§ 20 - Amendment by directors
§ 1.20. Filing requirements
(a) A document must satisfy the requirements of this section, and of any other section that adds to or varies these requirements, to be entitled to filing by the secretary of state.
(b) The document must contain the information required by this title. It may contain other information as well.
(c) The document must be typewritten or printed.
(d) The document must be in the English language. However, a corporate name need not be in English if written in English letters or Arabic or Roman numerals, and the certificate of existence required of foreign corporations need not be in English if accompanied by a reasonably authenticated English translation.
(e) The document must be executed:
(1) by the presiding officer of its board of directors of a domestic or foreign corporation, its president, or by another of its officers;
(2) if directors have not been selected or the corporation has not been formed by an incorporator; or
(3) if the corporation is in the hands of a receiver, trustee, or other court-appointed fiduciary, by that fiduciary.
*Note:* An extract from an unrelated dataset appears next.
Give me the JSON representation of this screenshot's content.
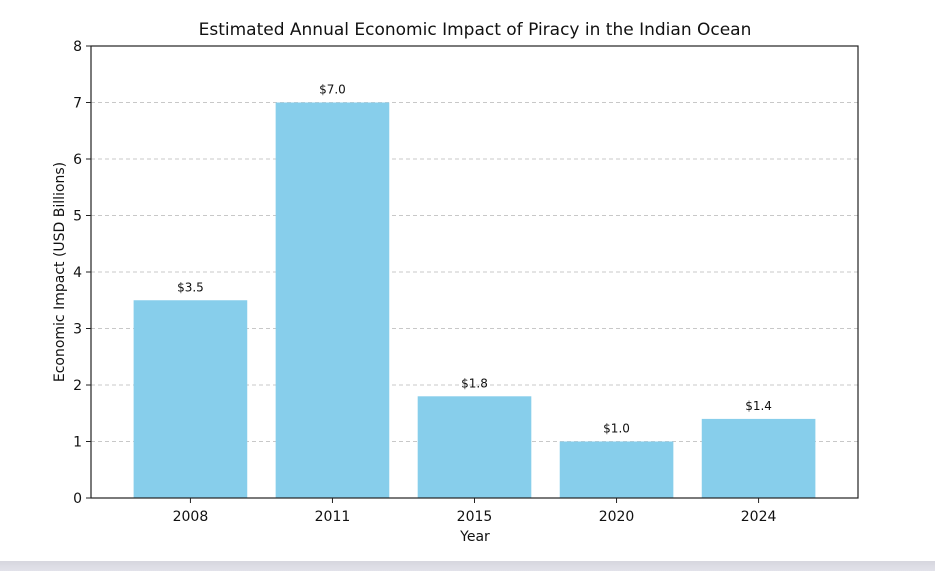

(f) The person executing a document shall sign it and state beneath or opposite the signature his or her name and the capacity in which he or she signs. The document may, but need not, contain:
(1) the corporate seal;
(2) an attestation by the secretary or an assistant secretary; or
(3) an acknowledgement, verification, or proof.
(g) If the secretary of state has prescribed a mandatory form for a document under section 1.21 of this title, the document must be in or on the prescribed form.
(h) The document must be delivered to the office of the secretary of state for filing and must be accompanied by one exact or conformed copy (except as provided in sections 5.03 and 15.09 of this title), and the correct filing fee. (Added 1995, No. 179 (Adj. Sess.), § 1, eff. Jan. 1, 1997.)